Certa Therapeutics — based in Melbourne, Australia —
reported
Monday that a Phase II trial showed “significant improvements across multiple efficacy measures” in patients with scleroderma, such as a systemic sclerosis index and skin scores.
The main goal of the study, per Certa, was to examine the pharmacokinetics, pharmacodynamic effects and safety of FT011 in patients with scleroderma, a rare autoimmune disease that can cause inflammation in the skin and other parts of the body, like the lungs. Also known as crest syndrome, it has been associated with chronic hardening and tightness of the skin.
But Certa also tracked a number of efficacy measures to see if the drug works.
The trial recruited 30 adults that were randomly assigned to either a placebo group or one of two dose groups: 200mg or 400mg orally daily for 12 weeks. After those 12 weeks, Certa saw “clinically meaningful improvement in 60 percent of patients” treated with the 400mg dose of the therapy in a Phase II study, adding that it saw a p-value of p=0.019 versus placebo.
Investigators also looked at a metric called a CRISS score, which predicts a patient’s chances from 0 to 1 of improvement based on five variables, including skin thickness and lung function. Three patients who were on FT011 achieved the maximum CRISS score of 1, Certa added.
The biotech is running an open-label extension study for an additional nine months after the initial 12-week study.

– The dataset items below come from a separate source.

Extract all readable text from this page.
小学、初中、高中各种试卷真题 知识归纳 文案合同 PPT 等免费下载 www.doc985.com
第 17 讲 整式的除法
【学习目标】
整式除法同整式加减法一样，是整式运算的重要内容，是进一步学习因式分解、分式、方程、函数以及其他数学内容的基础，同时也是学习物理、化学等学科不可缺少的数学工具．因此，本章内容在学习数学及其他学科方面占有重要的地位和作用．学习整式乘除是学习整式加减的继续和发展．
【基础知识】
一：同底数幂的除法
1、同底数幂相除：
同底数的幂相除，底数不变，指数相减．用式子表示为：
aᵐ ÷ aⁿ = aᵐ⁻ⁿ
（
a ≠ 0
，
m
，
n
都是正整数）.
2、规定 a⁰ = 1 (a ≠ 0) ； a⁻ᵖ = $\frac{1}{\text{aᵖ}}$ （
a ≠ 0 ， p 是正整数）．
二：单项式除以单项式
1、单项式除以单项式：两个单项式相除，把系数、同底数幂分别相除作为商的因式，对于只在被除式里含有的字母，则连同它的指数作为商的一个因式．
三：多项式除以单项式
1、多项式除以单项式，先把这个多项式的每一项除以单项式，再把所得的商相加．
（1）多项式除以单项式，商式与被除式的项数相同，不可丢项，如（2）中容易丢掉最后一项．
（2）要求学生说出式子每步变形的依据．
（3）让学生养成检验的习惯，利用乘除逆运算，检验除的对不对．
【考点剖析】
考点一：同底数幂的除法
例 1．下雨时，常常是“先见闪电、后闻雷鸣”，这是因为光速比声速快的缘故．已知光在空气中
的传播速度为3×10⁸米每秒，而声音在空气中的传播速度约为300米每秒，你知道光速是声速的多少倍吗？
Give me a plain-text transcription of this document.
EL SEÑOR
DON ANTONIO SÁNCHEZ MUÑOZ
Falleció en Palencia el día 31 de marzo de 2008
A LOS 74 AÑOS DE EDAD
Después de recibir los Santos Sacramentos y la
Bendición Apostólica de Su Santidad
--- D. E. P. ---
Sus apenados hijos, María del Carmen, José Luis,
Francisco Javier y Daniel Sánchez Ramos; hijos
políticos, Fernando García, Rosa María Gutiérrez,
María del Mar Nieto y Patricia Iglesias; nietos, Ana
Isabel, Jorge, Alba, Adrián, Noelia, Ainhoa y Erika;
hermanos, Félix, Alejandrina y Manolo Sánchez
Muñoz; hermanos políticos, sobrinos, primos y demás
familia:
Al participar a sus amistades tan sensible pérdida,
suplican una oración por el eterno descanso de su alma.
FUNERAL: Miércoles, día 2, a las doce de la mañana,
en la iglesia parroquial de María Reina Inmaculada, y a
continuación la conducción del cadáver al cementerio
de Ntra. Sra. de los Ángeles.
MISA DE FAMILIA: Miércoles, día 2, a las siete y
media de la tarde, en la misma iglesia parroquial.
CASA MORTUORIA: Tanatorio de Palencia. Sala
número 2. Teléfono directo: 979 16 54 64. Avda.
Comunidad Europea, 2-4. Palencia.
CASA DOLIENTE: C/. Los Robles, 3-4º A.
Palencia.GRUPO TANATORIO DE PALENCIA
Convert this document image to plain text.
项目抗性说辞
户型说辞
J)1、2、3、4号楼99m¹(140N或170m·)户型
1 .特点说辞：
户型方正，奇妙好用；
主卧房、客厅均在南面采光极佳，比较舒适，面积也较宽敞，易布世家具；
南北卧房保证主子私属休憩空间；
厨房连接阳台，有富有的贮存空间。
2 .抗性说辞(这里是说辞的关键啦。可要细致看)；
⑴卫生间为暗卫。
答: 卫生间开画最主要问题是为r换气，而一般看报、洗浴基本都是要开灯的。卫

CEO Darren Kelly said in a statement that the readout “paves the way for a confirmatory global Phase III study.”
A query to the Australian biotech was not immediately returned to
Endpoints News
.
FT011 was originally developed by a company called Fibrotech, which had taken the drug through a Phase Ia study in diabetic neuropathy. Shire then acquired Fibrotech in 2014 when it
bought
the company for $75 million plus up to $600 million milestones — before Takeda bought out Shire in 2019.
Certa, led by several former Fibrotech execs, including ex-CEO Kelly, then picked up the drug and was able to start a Phase II trial in 2021.
Certa is not the only biotech that has been working on the rare disease. Cell and gene therapy biotech Castle Creek Biosciences has been working on FCX-013, a gene therapy for moderate and severe forms of scleroderma. Boehringer Ingelheim’s Ofev is also approved for interstitial lung disease associated with systemic sclerosis or scleroderma.